Under the nuclear deal reached on Tuesday, sanctions imposed by the United States, the European Union and the United Nations are to be lifted in exchange for curbs on Iran's nuclear program.
While oil prices initially fell on the news, they recovered later as it became apparent the deal would not immediately lead to a flood of new supply, Reuters reported.
Brent crude was up 27 cents at $58.78 a barrel by 0529 GMT. US futures were up 18 cents at $53.22.
"New oil will not flow from Iran until 2016 and there will probably be less of it than optimists predict," said Richard Nephew, program director for economic statecraft, sanctions and energy markets at the US Center on Global Energy Policy.
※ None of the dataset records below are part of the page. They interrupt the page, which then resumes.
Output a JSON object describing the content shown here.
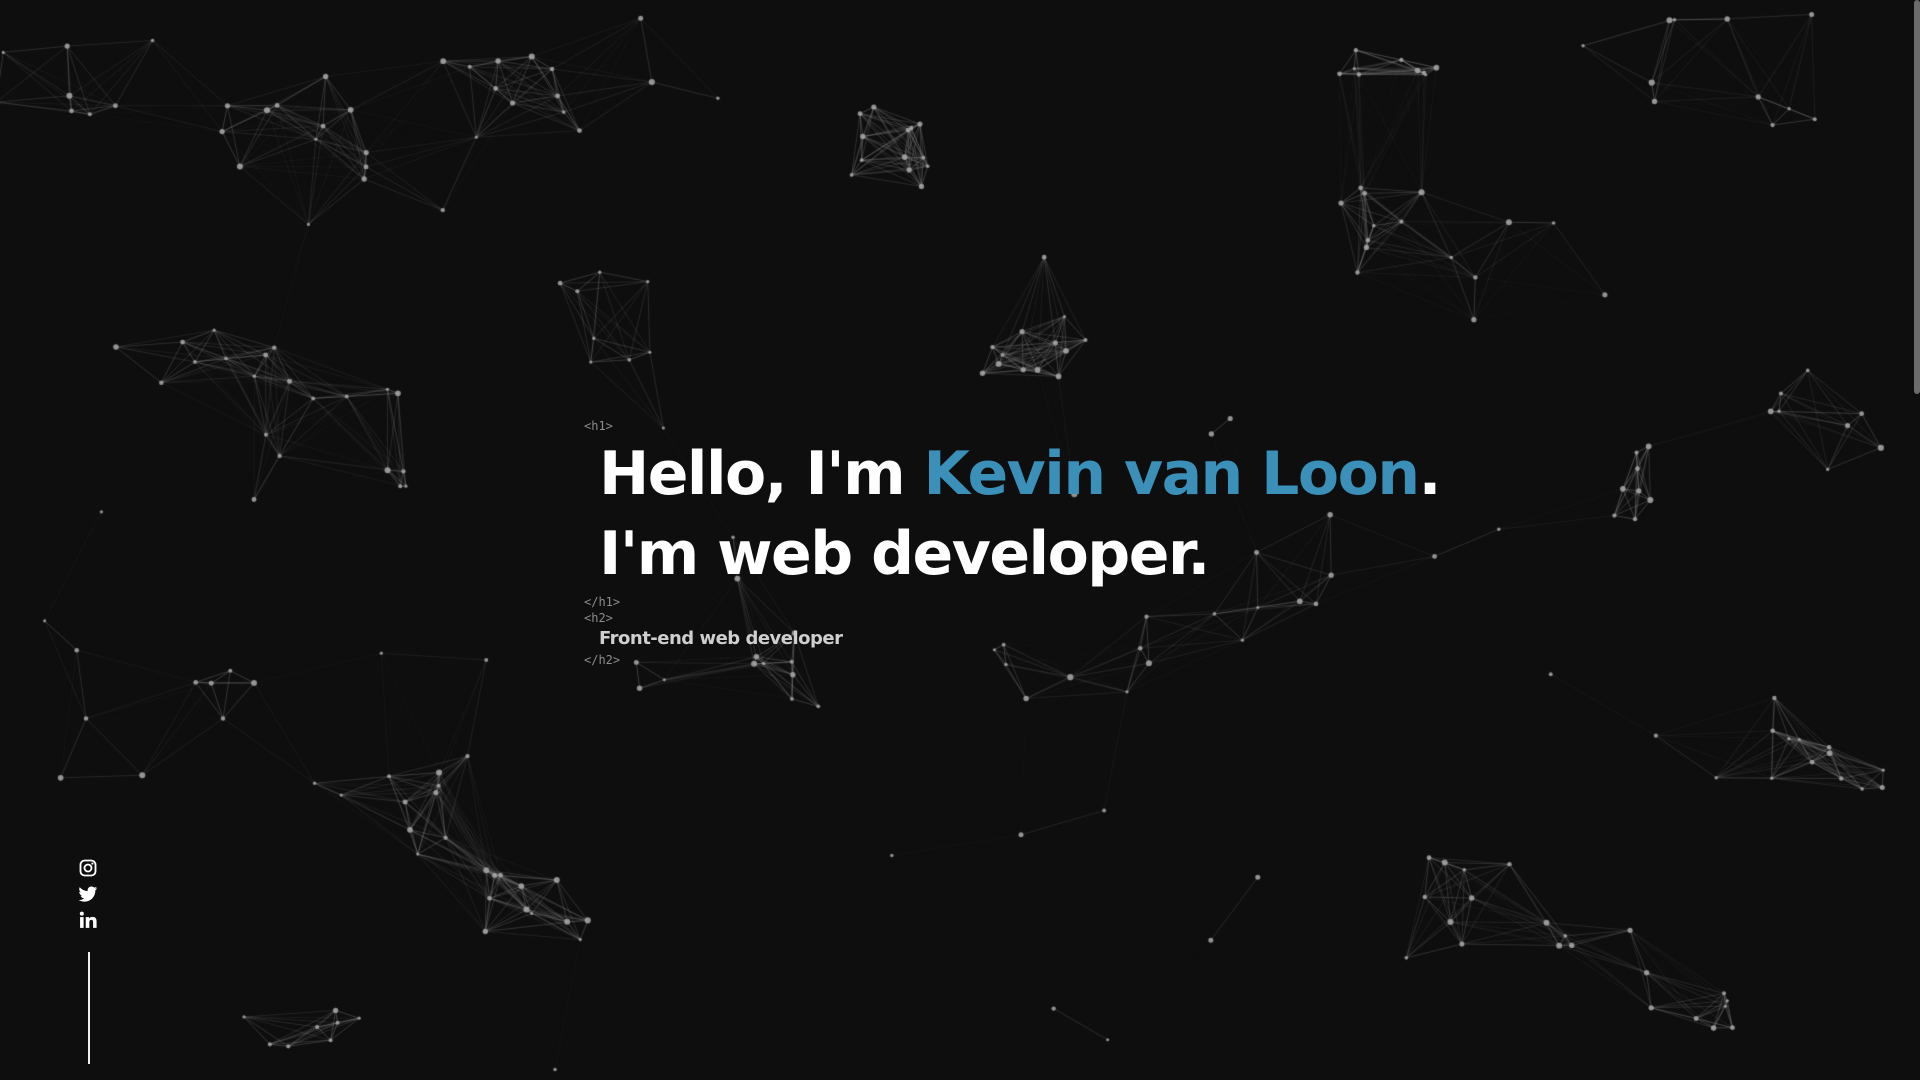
{
  "hero": {
    "h1_open_tag": "<h1>",
    "greeting": "Hello, I'm ",
    "name": "Kevin van Loon",
    "period": ".",
    "role_line": "I'm web developer.",
    "h1_close_tag": "</h1>",
    "h2_open_tag": "<h2>",
    "subtitle": "Front-end web developer",
    "h2_close_tag": "</h2>"
  },
  "social": [
    {
      "name": "instagram",
      "icon": "instagram-icon"
    },
    {
      "name": "twitter",
      "icon": "twitter-icon"
    },
    {
      "name": "linkedin",
      "icon": "linkedin-icon"
    }
  ],
  "colors": {
    "background": "#0e0e0f",
    "accent": "#3a90b8",
    "text": "#ffffff",
    "network": "#9a9a9a"
  }
}
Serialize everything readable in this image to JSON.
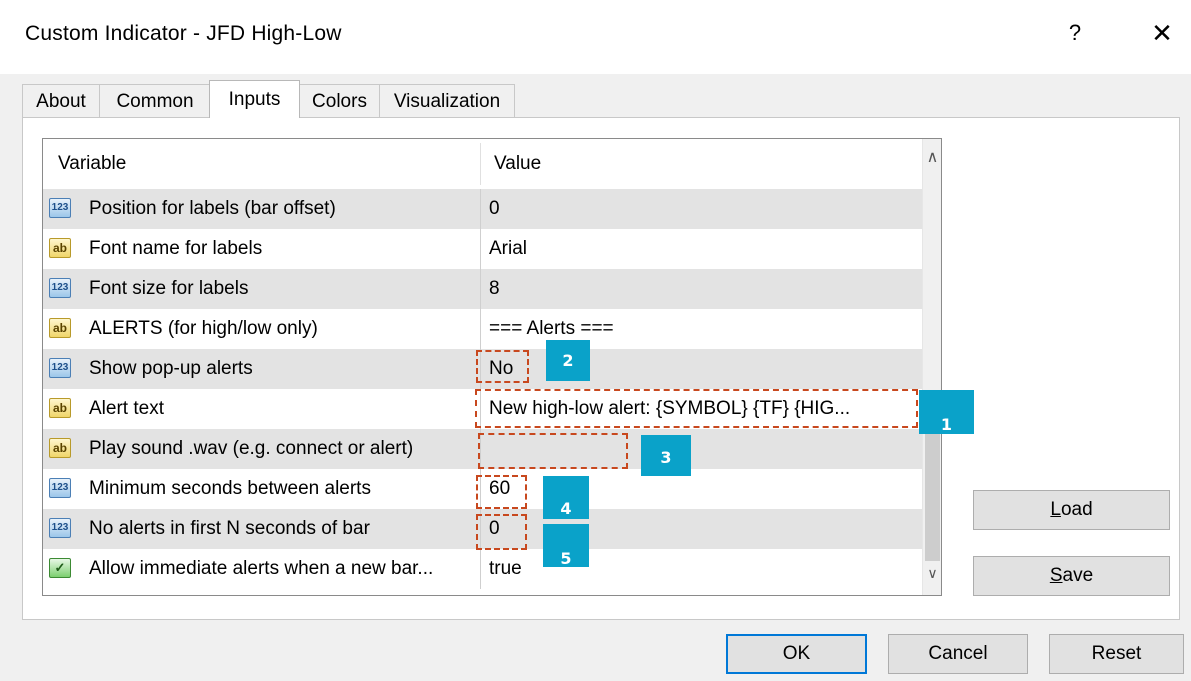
{
  "window": {
    "title": "Custom Indicator - JFD High-Low",
    "help_label": "?",
    "close_label": "✕"
  },
  "tabs": [
    {
      "label": "About",
      "active": false
    },
    {
      "label": "Common",
      "active": false
    },
    {
      "label": "Inputs",
      "active": true
    },
    {
      "label": "Colors",
      "active": false
    },
    {
      "label": "Visualization",
      "active": false
    }
  ],
  "grid": {
    "columns": {
      "variable": "Variable",
      "value": "Value"
    },
    "rows": [
      {
        "type": "number",
        "icon": "123",
        "name": "Position for labels (bar offset)",
        "value": "0"
      },
      {
        "type": "string",
        "icon": "ab",
        "name": "Font name for labels",
        "value": "Arial"
      },
      {
        "type": "number",
        "icon": "123",
        "name": "Font size for labels",
        "value": "8"
      },
      {
        "type": "string",
        "icon": "ab",
        "name": "ALERTS (for high/low only)",
        "value": "=== Alerts ==="
      },
      {
        "type": "number",
        "icon": "123",
        "name": "Show pop-up alerts",
        "value": "No"
      },
      {
        "type": "string",
        "icon": "ab",
        "name": "Alert text",
        "value": "New high-low alert: {SYMBOL} {TF} {HIG..."
      },
      {
        "type": "string",
        "icon": "ab",
        "name": "Play sound .wav (e.g. connect or alert)",
        "value": ""
      },
      {
        "type": "number",
        "icon": "123",
        "name": "Minimum seconds between alerts",
        "value": "60"
      },
      {
        "type": "number",
        "icon": "123",
        "name": "No alerts in first N seconds of bar",
        "value": "0"
      },
      {
        "type": "bool",
        "icon": "✓",
        "name": "Allow immediate alerts when a new bar...",
        "value": "true"
      }
    ],
    "scroll_up": "∧",
    "scroll_down": "∨"
  },
  "callouts": {
    "one": "1",
    "two": "2",
    "three": "3",
    "four": "4",
    "five": "5"
  },
  "colors": {
    "callout_border": "#c8481e",
    "badge": "#0aa2c9",
    "default_button_border": "#0078d7"
  },
  "side_buttons": {
    "load": {
      "mnemonic": "L",
      "rest": "oad"
    },
    "save": {
      "mnemonic": "S",
      "rest": "ave"
    }
  },
  "footer_buttons": {
    "ok": "OK",
    "cancel": "Cancel",
    "reset": "Reset"
  }
}
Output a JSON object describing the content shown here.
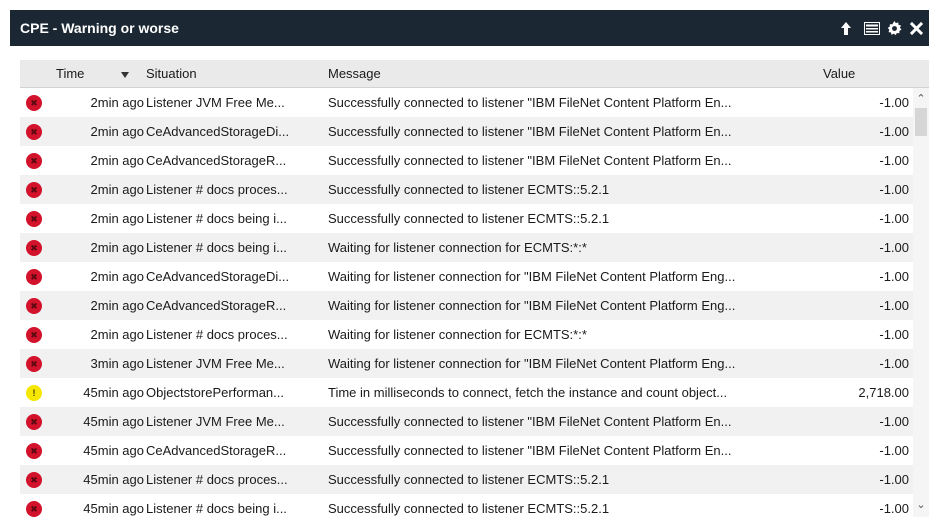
{
  "window": {
    "title": "CPE - Warning or worse"
  },
  "toolbar_icons": [
    "export-icon",
    "table-view-icon",
    "gear-icon",
    "close-icon"
  ],
  "columns": {
    "time": "Time",
    "situation": "Situation",
    "message": "Message",
    "value": "Value"
  },
  "sort": {
    "column": "time",
    "direction": "descending"
  },
  "colors": {
    "titlebar": "#1b2733",
    "critical": "#d3122b",
    "warning": "#f5e700",
    "row_alt": "#f1f1f1",
    "header": "#eaeaea"
  },
  "rows": [
    {
      "severity": "critical",
      "time": "2min ago",
      "situation": "Listener JVM Free Me...",
      "message": "Successfully connected to listener \"IBM FileNet Content Platform En...",
      "value": "-1.00"
    },
    {
      "severity": "critical",
      "time": "2min ago",
      "situation": "CeAdvancedStorageDi...",
      "message": "Successfully connected to listener \"IBM FileNet Content Platform En...",
      "value": "-1.00"
    },
    {
      "severity": "critical",
      "time": "2min ago",
      "situation": "CeAdvancedStorageR...",
      "message": "Successfully connected to listener \"IBM FileNet Content Platform En...",
      "value": "-1.00"
    },
    {
      "severity": "critical",
      "time": "2min ago",
      "situation": "Listener # docs proces...",
      "message": "Successfully connected to listener ECMTS::5.2.1",
      "value": "-1.00"
    },
    {
      "severity": "critical",
      "time": "2min ago",
      "situation": "Listener # docs being i...",
      "message": "Successfully connected to listener ECMTS::5.2.1",
      "value": "-1.00"
    },
    {
      "severity": "critical",
      "time": "2min ago",
      "situation": "Listener # docs being i...",
      "message": "Waiting for listener connection for ECMTS:*:*",
      "value": "-1.00"
    },
    {
      "severity": "critical",
      "time": "2min ago",
      "situation": "CeAdvancedStorageDi...",
      "message": "Waiting for listener connection for \"IBM FileNet Content Platform Eng...",
      "value": "-1.00"
    },
    {
      "severity": "critical",
      "time": "2min ago",
      "situation": "CeAdvancedStorageR...",
      "message": "Waiting for listener connection for \"IBM FileNet Content Platform Eng...",
      "value": "-1.00"
    },
    {
      "severity": "critical",
      "time": "2min ago",
      "situation": "Listener # docs proces...",
      "message": "Waiting for listener connection for ECMTS:*:*",
      "value": "-1.00"
    },
    {
      "severity": "critical",
      "time": "3min ago",
      "situation": "Listener JVM Free Me...",
      "message": "Waiting for listener connection for \"IBM FileNet Content Platform Eng...",
      "value": "-1.00"
    },
    {
      "severity": "warning",
      "time": "45min ago",
      "situation": "ObjectstorePerforman...",
      "message": "Time in milliseconds to connect, fetch the instance and count object...",
      "value": "2,718.00"
    },
    {
      "severity": "critical",
      "time": "45min ago",
      "situation": "Listener JVM Free Me...",
      "message": "Successfully connected to listener \"IBM FileNet Content Platform En...",
      "value": "-1.00"
    },
    {
      "severity": "critical",
      "time": "45min ago",
      "situation": "CeAdvancedStorageR...",
      "message": "Successfully connected to listener \"IBM FileNet Content Platform En...",
      "value": "-1.00"
    },
    {
      "severity": "critical",
      "time": "45min ago",
      "situation": "Listener # docs proces...",
      "message": "Successfully connected to listener ECMTS::5.2.1",
      "value": "-1.00"
    },
    {
      "severity": "critical",
      "time": "45min ago",
      "situation": "Listener # docs being i...",
      "message": "Successfully connected to listener ECMTS::5.2.1",
      "value": "-1.00"
    }
  ]
}
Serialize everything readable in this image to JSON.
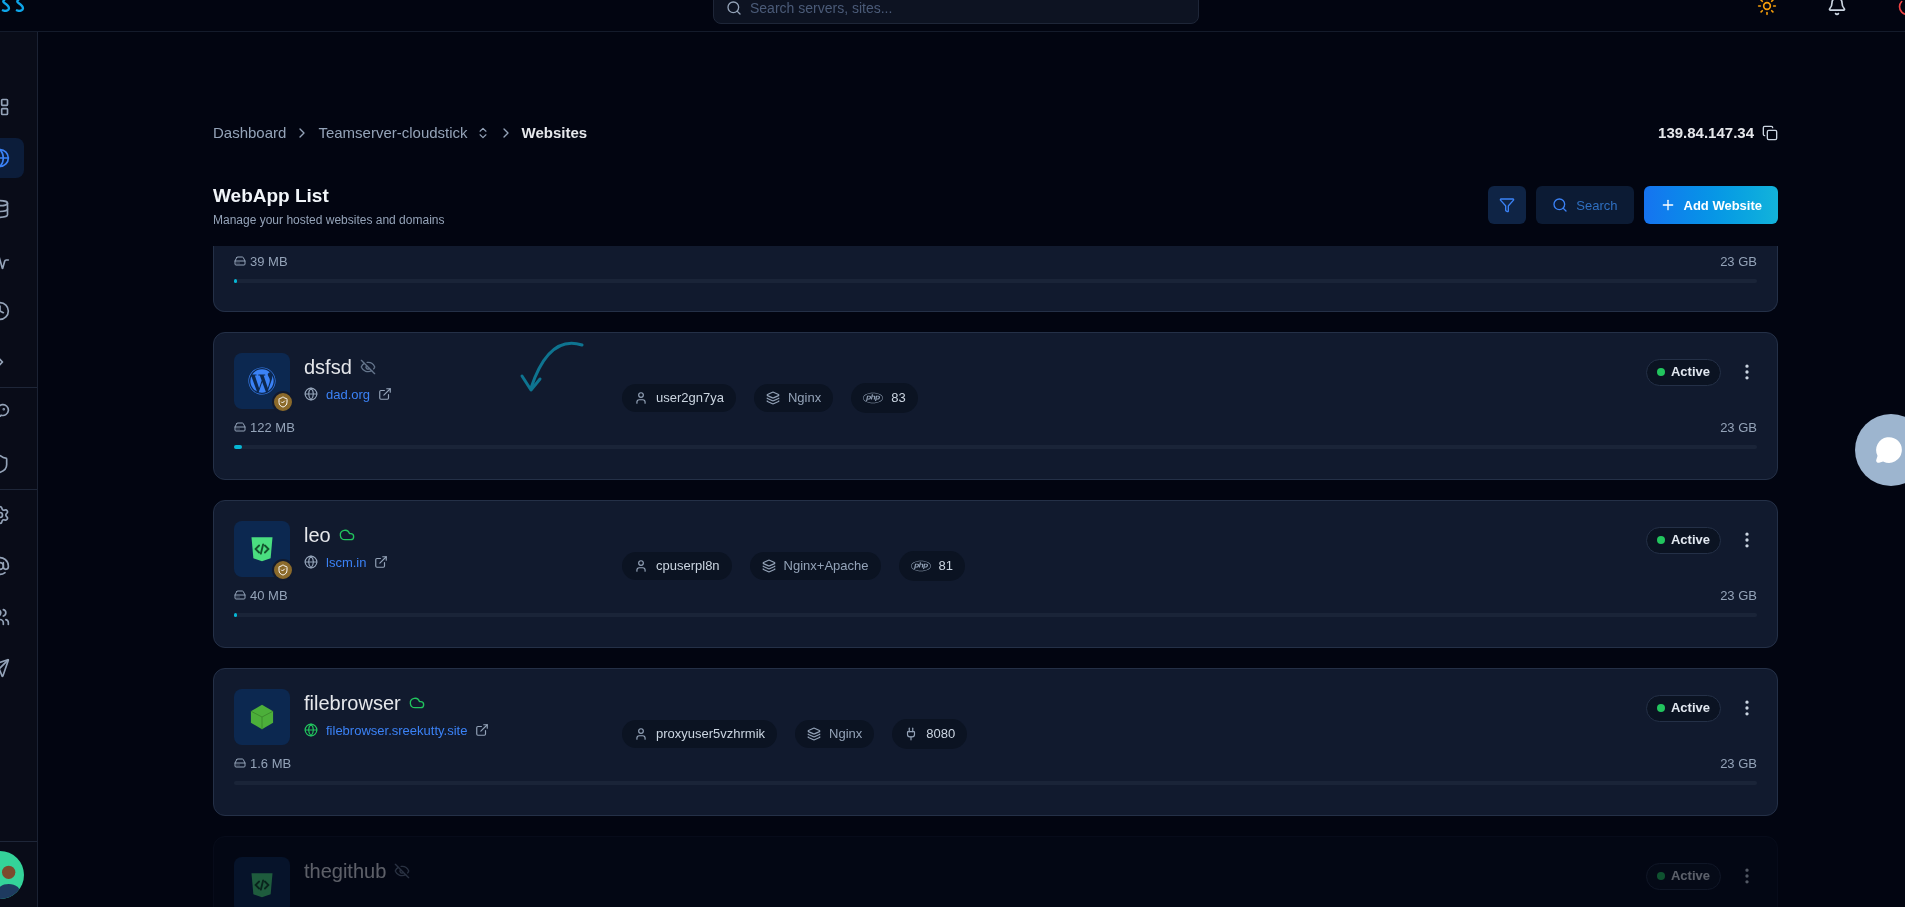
{
  "topbar": {
    "search": {
      "placeholder": "Search servers, sites..."
    }
  },
  "sidebar": {
    "groups": [
      {
        "items": [
          {
            "selected": false
          },
          {
            "selected": true
          },
          {
            "selected": false
          },
          {
            "selected": false
          },
          {
            "selected": false
          },
          {
            "selected": false
          }
        ]
      },
      {
        "items": [
          {
            "selected": false
          },
          {
            "selected": false
          }
        ]
      },
      {
        "items": [
          {
            "selected": false
          },
          {
            "selected": false
          },
          {
            "selected": false
          },
          {
            "selected": false
          }
        ]
      }
    ]
  },
  "breadcrumb": [
    {
      "label": "Dashboard",
      "kind": "link"
    },
    {
      "label": "Teamserver-cloudstick",
      "kind": "switcher"
    },
    {
      "label": "Websites",
      "kind": "current"
    }
  ],
  "server_ip": "139.84.147.34",
  "header": {
    "title": "WebApp List",
    "subtitle": "Manage your hosted websites and domains",
    "search_button": "Search",
    "add_button": "Add Website"
  },
  "partial_card": {
    "storage_used": "39 MB",
    "storage_total": "23 GB",
    "level": 0.002
  },
  "sites": [
    {
      "name": "dsfsd",
      "sync": {
        "kind": "hidden"
      },
      "app": {
        "kind": "wordpress"
      },
      "secured": true,
      "domain": "dad.org",
      "user": "user2gn7ya",
      "stack": "Nginx",
      "extra": {
        "kind": "php",
        "value": "83"
      },
      "status": {
        "kind": "active",
        "label": "Active"
      },
      "storage_used": "122 MB",
      "storage_total": "23 GB",
      "level": 0.005
    },
    {
      "name": "leo",
      "sync": {
        "kind": "cloud"
      },
      "app": {
        "kind": "php"
      },
      "secured": true,
      "domain": "lscm.in",
      "user": "cpuserpl8n",
      "stack": "Nginx+Apache",
      "extra": {
        "kind": "php",
        "value": "81"
      },
      "status": {
        "kind": "active",
        "label": "Active"
      },
      "storage_used": "40 MB",
      "storage_total": "23 GB",
      "level": 0.002
    },
    {
      "name": "filebrowser",
      "sync": {
        "kind": "cloud"
      },
      "app": {
        "kind": "node"
      },
      "secured": false,
      "domain": "filebrowser.sreekutty.site",
      "user": "proxyuser5vzhrmik",
      "stack": "Nginx",
      "extra": {
        "kind": "port",
        "value": "8080"
      },
      "status": {
        "kind": "active",
        "label": "Active"
      },
      "storage_used": "1.6 MB",
      "storage_total": "23 GB",
      "level": 0
    }
  ],
  "faded_card": {
    "name": "thegithub",
    "sync": {
      "kind": "hidden"
    },
    "app": {
      "kind": "php"
    },
    "status": {
      "kind": "active",
      "label": "Active"
    }
  }
}
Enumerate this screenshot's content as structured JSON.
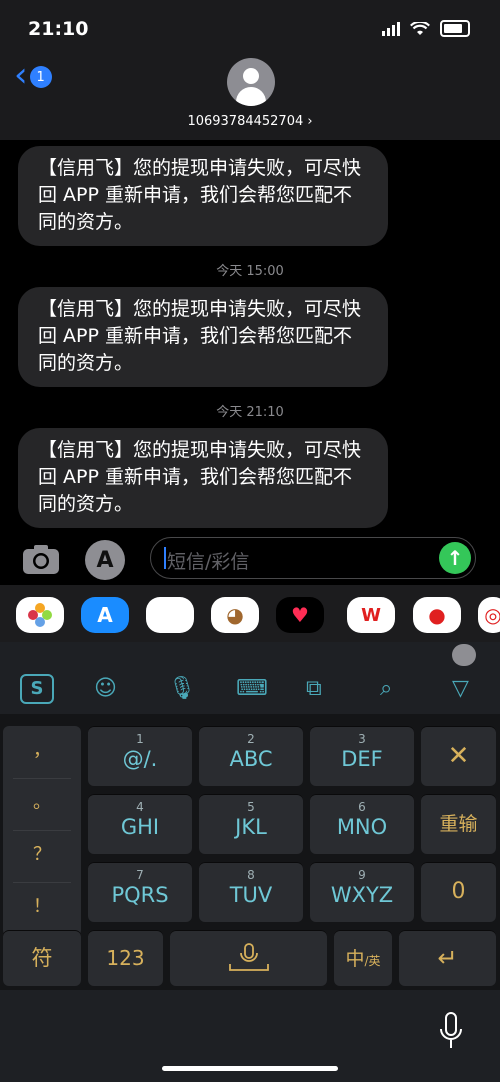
{
  "status_bar": {
    "time": "21:10"
  },
  "header": {
    "back_badge": "1",
    "contact": "10693784452704 ›"
  },
  "messages": [
    {
      "text": "【信用飞】您的提现申请失败，可尽快回 APP 重新申请，我们会帮您匹配不同的资方。"
    },
    {
      "timestamp": "今天 15:00",
      "text": "【信用飞】您的提现申请失败，可尽快回 APP 重新申请，我们会帮您匹配不同的资方。"
    },
    {
      "timestamp": "今天 21:10",
      "text": "【信用飞】您的提现申请失败，可尽快回 APP 重新申请，我们会帮您匹配不同的资方。"
    }
  ],
  "input": {
    "placeholder": "短信/彩信"
  },
  "keyboard": {
    "left_column": [
      "，",
      "。",
      "？",
      "！"
    ],
    "rows": [
      [
        {
          "num": "1",
          "label": "@/."
        },
        {
          "num": "2",
          "label": "ABC"
        },
        {
          "num": "3",
          "label": "DEF"
        }
      ],
      [
        {
          "num": "4",
          "label": "GHI"
        },
        {
          "num": "5",
          "label": "JKL"
        },
        {
          "num": "6",
          "label": "MNO"
        }
      ],
      [
        {
          "num": "7",
          "label": "PQRS"
        },
        {
          "num": "8",
          "label": "TUV"
        },
        {
          "num": "9",
          "label": "WXYZ"
        }
      ]
    ],
    "delete_label": "✕",
    "retype_label": "重输",
    "zero_label": "0",
    "symbol_label": "符",
    "num_label": "123",
    "lang_main": "中",
    "lang_sub": "/英"
  },
  "colors": {
    "accent": "#2f80ff",
    "bubble": "#262628",
    "send": "#34c759",
    "key_text": "#6fc8d6",
    "gold": "#d7b15c"
  }
}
"I estimate 300,000–500,000 new barrels of oil on the market within 6-12 months after a deal begins to be implemented."
Morgan Stanley said most assessments saw 500,000-700,000 barrels per day of new supply by the first half of 2016.
Iran, a member of OPEC, has some of the world's biggest oil reserves. It exported almost 3 million barrels per day of crude at its peak, before western sanctions over its alleged ambitions to build a nuclear bomb saw shipments collapse to about 1 million bpd over the last 2-1/2 years.
Analysts, however, cautioned that the general outlook for oil markets was for prices to remain low and perhaps fall further.